Table shows the distribution of substance abuse in subgroups of inmates based on the offences committed. The number of inmates on preventive detention with a history of substance abuse (18/26) was approximately 70%, consistent with previous studies showing that the effects of alcohol are significantly associated with incarceration for violent crime [
29]. There is also evidence linking alcohol use or abuse with aggressive sex crimes, that the role of alcohol consumption seems to be greater in sexual offenders targeting boys than in those targeting girls, and that substance abuse contributed to recidivism [
30]. A study from New Zealand [
31] found that 81% of male prisoners in a medium/minimum security prison had some kind of lifetime DSM III alcohol disorder, while 30% had a severe lifetime drug disorder.

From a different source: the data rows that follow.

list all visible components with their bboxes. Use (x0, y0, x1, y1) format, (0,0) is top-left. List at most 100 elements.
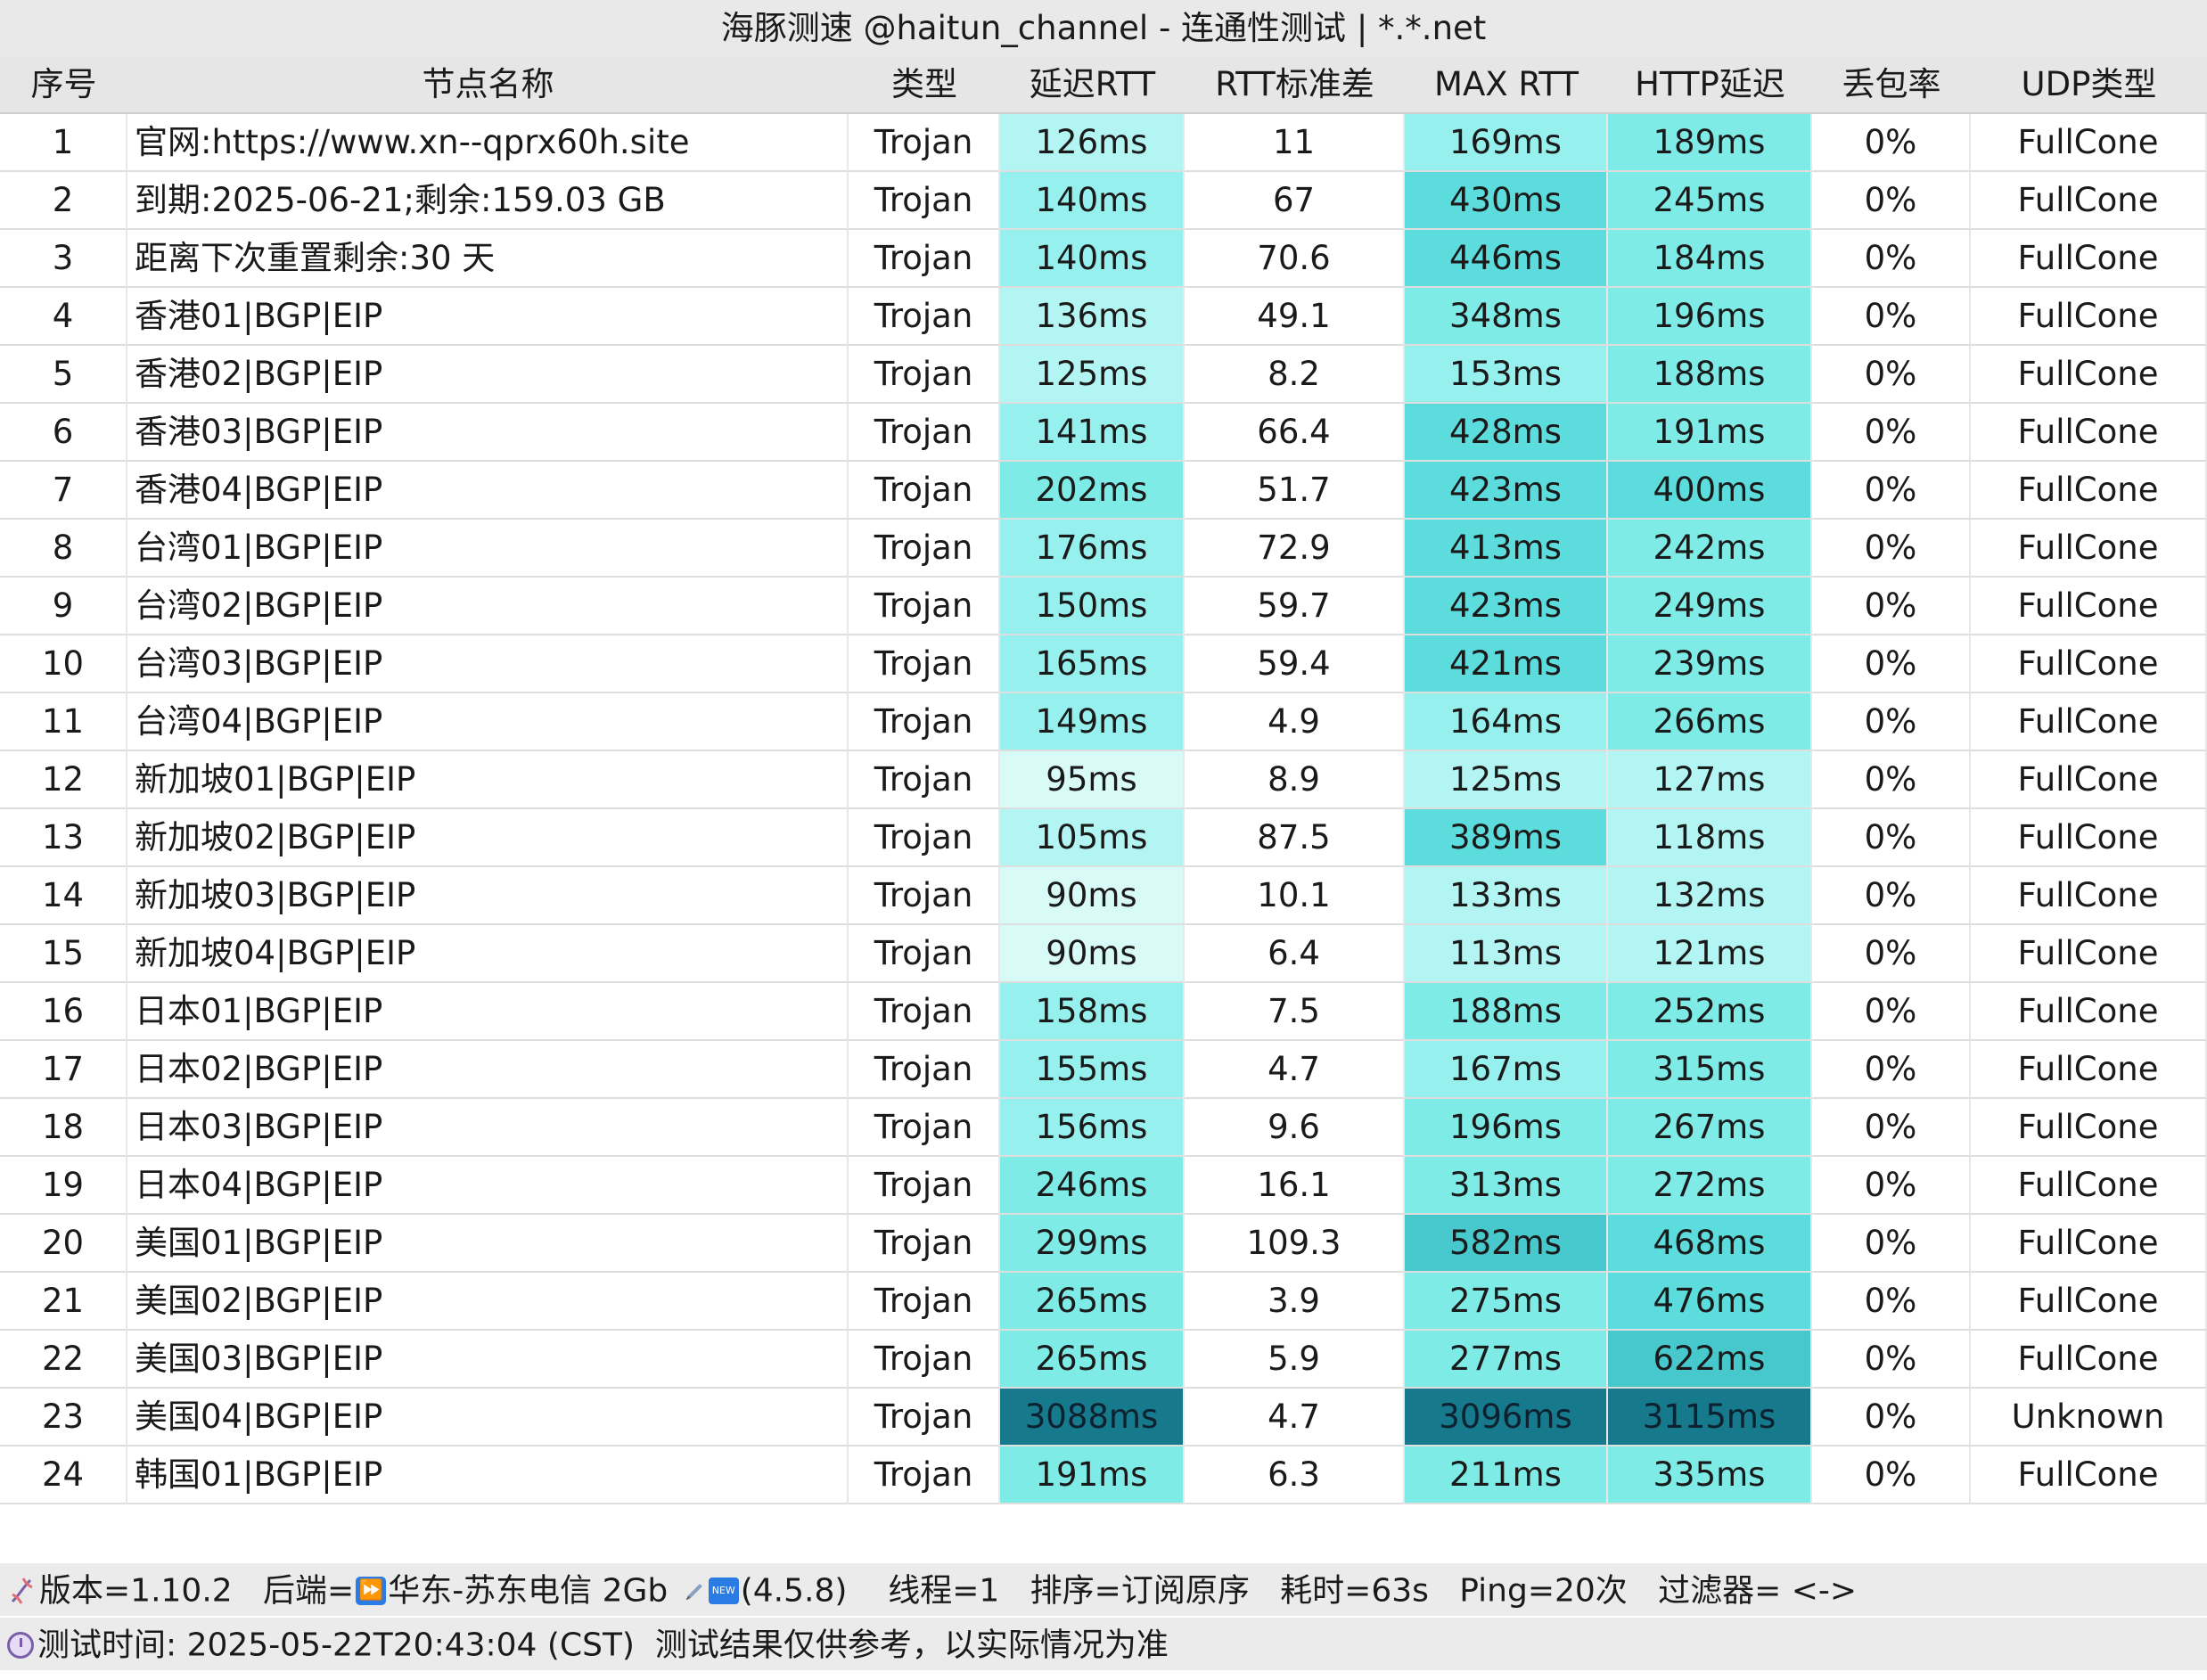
cell-index: 5 (0, 346, 127, 404)
cell-type: Trojan (849, 1446, 1000, 1504)
cell-http-latency: 196ms (1608, 288, 1812, 346)
cell-packet-loss: 0% (1812, 520, 1971, 578)
cell-type: Trojan (849, 288, 1000, 346)
cell-http-latency: 239ms (1608, 635, 1812, 693)
cell-rtt-stddev: 51.7 (1185, 462, 1405, 520)
header-max-rtt[interactable]: MAX RTT (1405, 56, 1608, 114)
cell-type: Trojan (849, 1389, 1000, 1446)
cell-packet-loss: 0% (1812, 404, 1971, 462)
status-bar-time: 测试时间: 2025-05-22T20:43:04 (CST) 测试结果仅供参考… (0, 1618, 2207, 1670)
cell-index: 24 (0, 1446, 127, 1504)
cell-http-latency: 118ms (1608, 809, 1812, 867)
clock-icon (7, 1632, 34, 1659)
cell-packet-loss: 0% (1812, 983, 1971, 1041)
cell-udp-type: FullCone (1971, 1041, 2207, 1099)
cell-packet-loss: 0% (1812, 809, 1971, 867)
header-type[interactable]: 类型 (849, 56, 1000, 114)
cell-packet-loss: 0% (1812, 635, 1971, 693)
cell-node-name: 日本02|BGP|EIP (127, 1041, 849, 1099)
header-index[interactable]: 序号 (0, 56, 127, 114)
cell-max-rtt: 348ms (1405, 288, 1608, 346)
cell-rtt-stddev: 4.7 (1185, 1389, 1405, 1446)
cell-node-name: 香港01|BGP|EIP (127, 288, 849, 346)
header-packet-loss[interactable]: 丢包率 (1812, 56, 1971, 114)
cell-node-name: 美国04|BGP|EIP (127, 1389, 849, 1446)
cell-packet-loss: 0% (1812, 1446, 1971, 1504)
test-time-text: 测试时间: 2025-05-22T20:43:04 (CST) (37, 1627, 635, 1664)
header-rtt-stddev[interactable]: RTT标准差 (1185, 56, 1405, 114)
cell-latency-rtt: 141ms (1000, 404, 1185, 462)
cell-index: 6 (0, 404, 127, 462)
cell-max-rtt: 113ms (1405, 925, 1608, 983)
cell-rtt-stddev: 70.6 (1185, 230, 1405, 288)
cell-max-rtt: 196ms (1405, 1099, 1608, 1157)
cell-type: Trojan (849, 1157, 1000, 1215)
results-table: 序号 节点名称 类型 延迟RTT RTT标准差 MAX RTT HTTP延迟 丢… (0, 56, 2207, 1504)
cell-type: Trojan (849, 462, 1000, 520)
cell-max-rtt: 423ms (1405, 462, 1608, 520)
header-udp-type[interactable]: UDP类型 (1971, 56, 2207, 114)
cell-udp-type: FullCone (1971, 1157, 2207, 1215)
cell-node-name: 香港02|BGP|EIP (127, 346, 849, 404)
cell-packet-loss: 0% (1812, 925, 1971, 983)
cell-max-rtt: 582ms (1405, 1215, 1608, 1273)
cell-node-name: 韩国01|BGP|EIP (127, 1446, 849, 1504)
cell-index: 23 (0, 1389, 127, 1446)
cell-index: 22 (0, 1331, 127, 1389)
cell-type: Trojan (849, 346, 1000, 404)
cell-type: Trojan (849, 172, 1000, 230)
cell-udp-type: FullCone (1971, 1215, 2207, 1273)
cell-index: 16 (0, 983, 127, 1041)
cell-max-rtt: 153ms (1405, 346, 1608, 404)
cell-index: 11 (0, 693, 127, 751)
cell-packet-loss: 0% (1812, 693, 1971, 751)
cell-max-rtt: 313ms (1405, 1157, 1608, 1215)
cell-packet-loss: 0% (1812, 172, 1971, 230)
cell-max-rtt: 421ms (1405, 635, 1608, 693)
cell-udp-type: FullCone (1971, 751, 2207, 809)
sort-text: 排序=订阅原序 (1030, 1572, 1250, 1610)
cell-node-name: 美国01|BGP|EIP (127, 1215, 849, 1273)
cell-udp-type: FullCone (1971, 809, 2207, 867)
ping-text: Ping=20次 (1459, 1572, 1628, 1610)
cell-udp-type: FullCone (1971, 635, 2207, 693)
cell-udp-type: FullCone (1971, 693, 2207, 751)
cell-max-rtt: 446ms (1405, 230, 1608, 288)
cell-index: 19 (0, 1157, 127, 1215)
header-http-latency[interactable]: HTTP延迟 (1608, 56, 1812, 114)
version-text: 版本=1.10.2 (39, 1572, 233, 1610)
cell-rtt-stddev: 87.5 (1185, 809, 1405, 867)
filter-text: 过滤器= <-> (1658, 1572, 1858, 1610)
cell-node-name: 美国02|BGP|EIP (127, 1273, 849, 1331)
cell-index: 8 (0, 520, 127, 578)
cell-packet-loss: 0% (1812, 1389, 1971, 1446)
cell-latency-rtt: 246ms (1000, 1157, 1185, 1215)
cell-udp-type: FullCone (1971, 288, 2207, 346)
cell-type: Trojan (849, 1099, 1000, 1157)
cell-latency-rtt: 176ms (1000, 520, 1185, 578)
cell-latency-rtt: 155ms (1000, 1041, 1185, 1099)
cell-http-latency: 267ms (1608, 1099, 1812, 1157)
cell-node-name: 新加坡03|BGP|EIP (127, 867, 849, 925)
cell-rtt-stddev: 6.3 (1185, 1446, 1405, 1504)
new-badge-icon: NEW (708, 1578, 739, 1604)
cell-packet-loss: 0% (1812, 1099, 1971, 1157)
cell-latency-rtt: 90ms (1000, 925, 1185, 983)
cell-http-latency: 245ms (1608, 172, 1812, 230)
cell-udp-type: FullCone (1971, 346, 2207, 404)
header-node-name[interactable]: 节点名称 (127, 56, 849, 114)
header-latency-rtt[interactable]: 延迟RTT (1000, 56, 1185, 114)
cell-node-name: 台湾01|BGP|EIP (127, 520, 849, 578)
cell-rtt-stddev: 9.6 (1185, 1099, 1405, 1157)
cell-http-latency: 249ms (1608, 578, 1812, 635)
cell-type: Trojan (849, 520, 1000, 578)
cell-rtt-stddev: 67 (1185, 172, 1405, 230)
cell-http-latency: 252ms (1608, 983, 1812, 1041)
cell-max-rtt: 428ms (1405, 404, 1608, 462)
cell-rtt-stddev: 72.9 (1185, 520, 1405, 578)
cell-type: Trojan (849, 635, 1000, 693)
cell-node-name: 官网:https://www.xn--qprx60h.site (127, 114, 849, 172)
syringe-icon (685, 1584, 702, 1601)
cell-index: 10 (0, 635, 127, 693)
cell-latency-rtt: 150ms (1000, 578, 1185, 635)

In another study, Fazel et al. [
11] concluded that the prevalence of substance abuse and dependence among prisoners was much higher in prisoners than in the general population. Among the studies confirming a link between substance abuse and sex offenders, one study found that 85% of 113 convicted male sexual offenders had a lifetime diagnosis of substance abuse disorder according to the DSM IV criteria [
32]. Another study [
33] found that sex offenders have significant difficulties with alcohol abuse.
In agreement with others [
25,
30], in the present study a history of substance abuse was most frequently reported by those inmates who had committed sexual offences (81.8%). Of those prisoners convicted of a non-sexual violent crime (64.3%) had a confirmed history of substance abuse. In light of these data, it is evident that rehabilitation of prisoners should focus largely on substance abuse issues. In addition, when dealing with subgroups of inmates classified as having several specific risk factors for reoffending, rehabilitation must encompass these accordingly.
The low number of participants in this study was due to the relatively small population of detainees on preventive detention in Norway. This has obvious consequences since a low participation rate limits the strength of our conclusions. At the time of the investigation, 56 of 61 inmates on preventive detention were available at the prison and the current response rate was 28 of 56 (50%). While this response rate is low compared to many convenience sampling studies, this is a unique population with few similar studies from which to draw comparisons. However, when the present study was presented to the prison administration, it was underlined that according to their experience, a participation rate of around 25-30% might be obtainable, but rarely more. It is not known if the investigators' visits to the different departments to recruit study subjects influenced the response rate.
As for the non-participating prisoners in preventive detention, we have little information. During the interviews, however, some of the inmates commented that there were non-participants in great need of psychiatric assistance in their department. Consent to use information from the prisoners' files was not given by the ethics committee without each prisoner's written consent. Asking for the inmates' consent to study their personal files most likely would have reduced the participation rate even further. This assumption is based on previous observations and experience with prisoners, and their expressed suspicion towards the prison and the criminal justice system. Questions asked by the inmates during the recruitment process underscored the inmates' suspicions. Their main concerns were whether or not the information given would be forwarded to the prison administration or otherwise made accessible to anyone who could use the information against them. Thus, it was decided not to ask for the inmates' permission to access personal files.